Além desses cinco pontos de reflexão, há várias perguntas que Szántó faz no livro que são importantes também para o universo dos shoppings. “Como será o museu do futuro? A quem ele servirá? Que formas vai assumir? A quais necessidades ele vai responder e de que maneira fará isso?”

A palavra museu se originou do grego antigo “mouseion”, que significa “Casa das Musas”. Ele é, portanto, um lugar de inspiração. O shopping center não explora tanto os aspectos de inspiração, curadoria, descobertas. Convida pouco seus frequentadores a explorarem o rico universo de consumo exposto em suas vitrines.

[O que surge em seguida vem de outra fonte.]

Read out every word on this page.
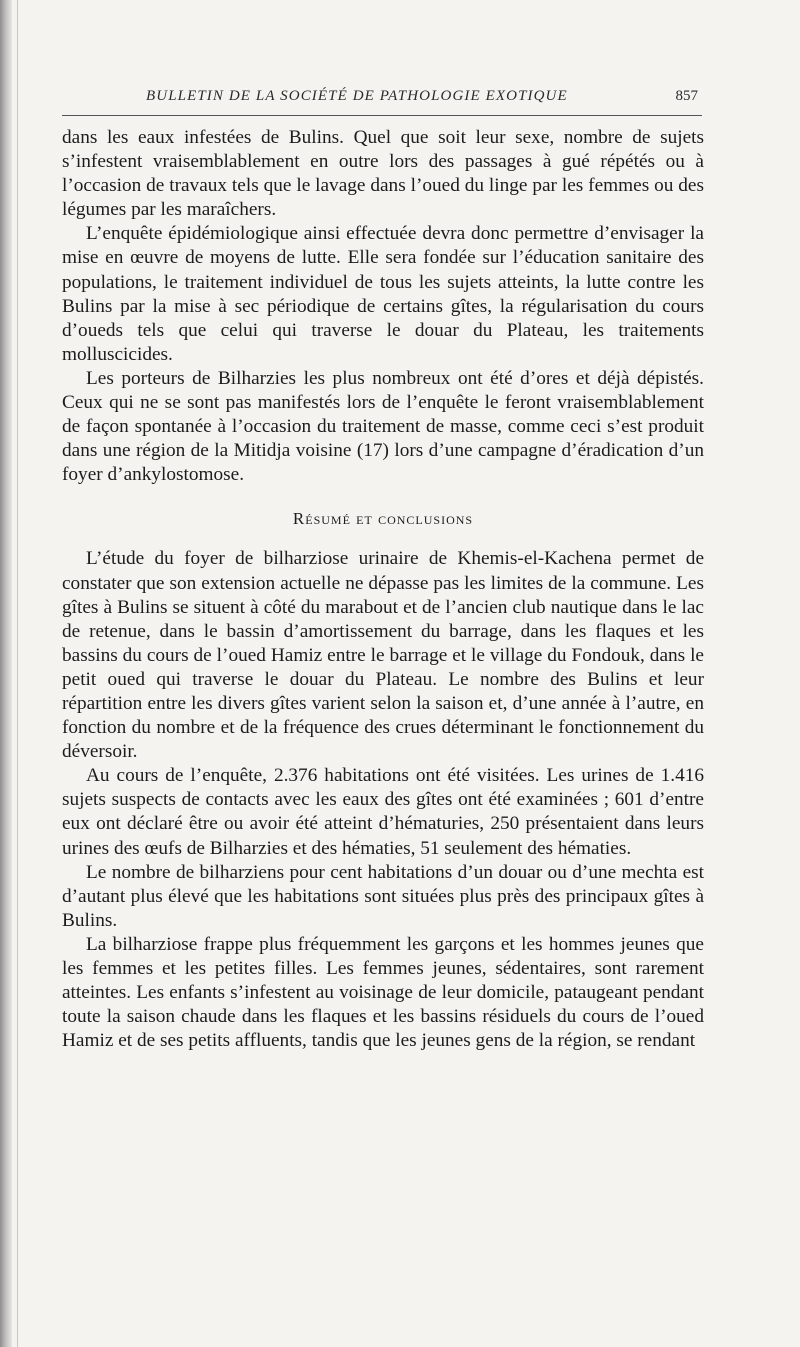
BULLETIN DE LA SOCIÉTÉ DE PATHOLOGIE EXOTIQUE	857

dans les eaux infestées de Bulins. Quel que soit leur sexe, nombre de sujets s’infestent vraisemblablement en outre lors des passages à gué répétés ou à l’occasion de travaux tels que le lavage dans l’oued du linge par les femmes ou des légumes par les maraîchers.

L’enquête épidémiologique ainsi effectuée devra donc permettre d’envisager la mise en œuvre de moyens de lutte. Elle sera fondée sur l’éducation sanitaire des populations, le traitement individuel de tous les sujets atteints, la lutte contre les Bulins par la mise à sec périodique de certains gîtes, la régularisation du cours d’oueds tels que celui qui traverse le douar du Plateau, les traitements molluscicides.

Les porteurs de Bilharzies les plus nombreux ont été d’ores et déjà dépistés. Ceux qui ne se sont pas manifestés lors de l’enquête le feront vraisemblablement de façon spontanée à l’occasion du traitement de masse, comme ceci s’est produit dans une région de la Mitidja voisine (17) lors d’une campagne d’éradication d’un foyer d’ankylostomose.

Résumé et conclusions

L’étude du foyer de bilharziose urinaire de Khemis-el-Kachena permet de constater que son extension actuelle ne dépasse pas les limites de la commune. Les gîtes à Bulins se situent à côté du marabout et de l’ancien club nautique dans le lac de retenue, dans le bassin d’amortissement du barrage, dans les flaques et les bassins du cours de l’oued Hamiz entre le barrage et le village du Fondouk, dans le petit oued qui traverse le douar du Plateau. Le nombre des Bulins et leur répartition entre les divers gîtes varient selon la saison et, d’une année à l’autre, en fonction du nombre et de la fréquence des crues déterminant le fonctionnement du déversoir.

Au cours de l’enquête, 2.376 habitations ont été visitées. Les urines de 1.416 sujets suspects de contacts avec les eaux des gîtes ont été examinées ; 601 d’entre eux ont déclaré être ou avoir été atteint d’hématuries, 250 présentaient dans leurs urines des œufs de Bilharzies et des hématies, 51 seulement des hématies.

Le nombre de bilharziens pour cent habitations d’un douar ou d’une mechta est d’autant plus élevé que les habitations sont situées plus près des principaux gîtes à Bulins.

La bilharziose frappe plus fréquemment les garçons et les hommes jeunes que les femmes et les petites filles. Les femmes jeunes, sédentaires, sont rarement atteintes. Les enfants s’infestent au voisinage de leur domicile, pataugeant pendant toute la saison chaude dans les flaques et les bassins résiduels du cours de l’oued Hamiz et de ses petits affluents, tandis que les jeunes gens de la région, se rendant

Como cantou Gilberto Gil, em sua música “Rep”, “o povo sabe o que quer, mas também quer o que não sabe”. Os shoppings podem ser um incrível espaço de descobertas, apresentando aos consumidores coisas que eles querem, mas não sabem. Parafraseando Cazuza, outro grande poeta na nossa música, podemos ser “um museu de grandes novidades”.

Sentiu-se inspirado por alguma dessas ideias? Boa. Agora é só arregaçar as mangas e fazer acontecer.

Luiz Alberto Marinho é sócio-diretor da Gouvêa Malls.
*Este texto reproduz a opinião do autor e não reflete necessariamente o posicionamento da Mercado&Consumo.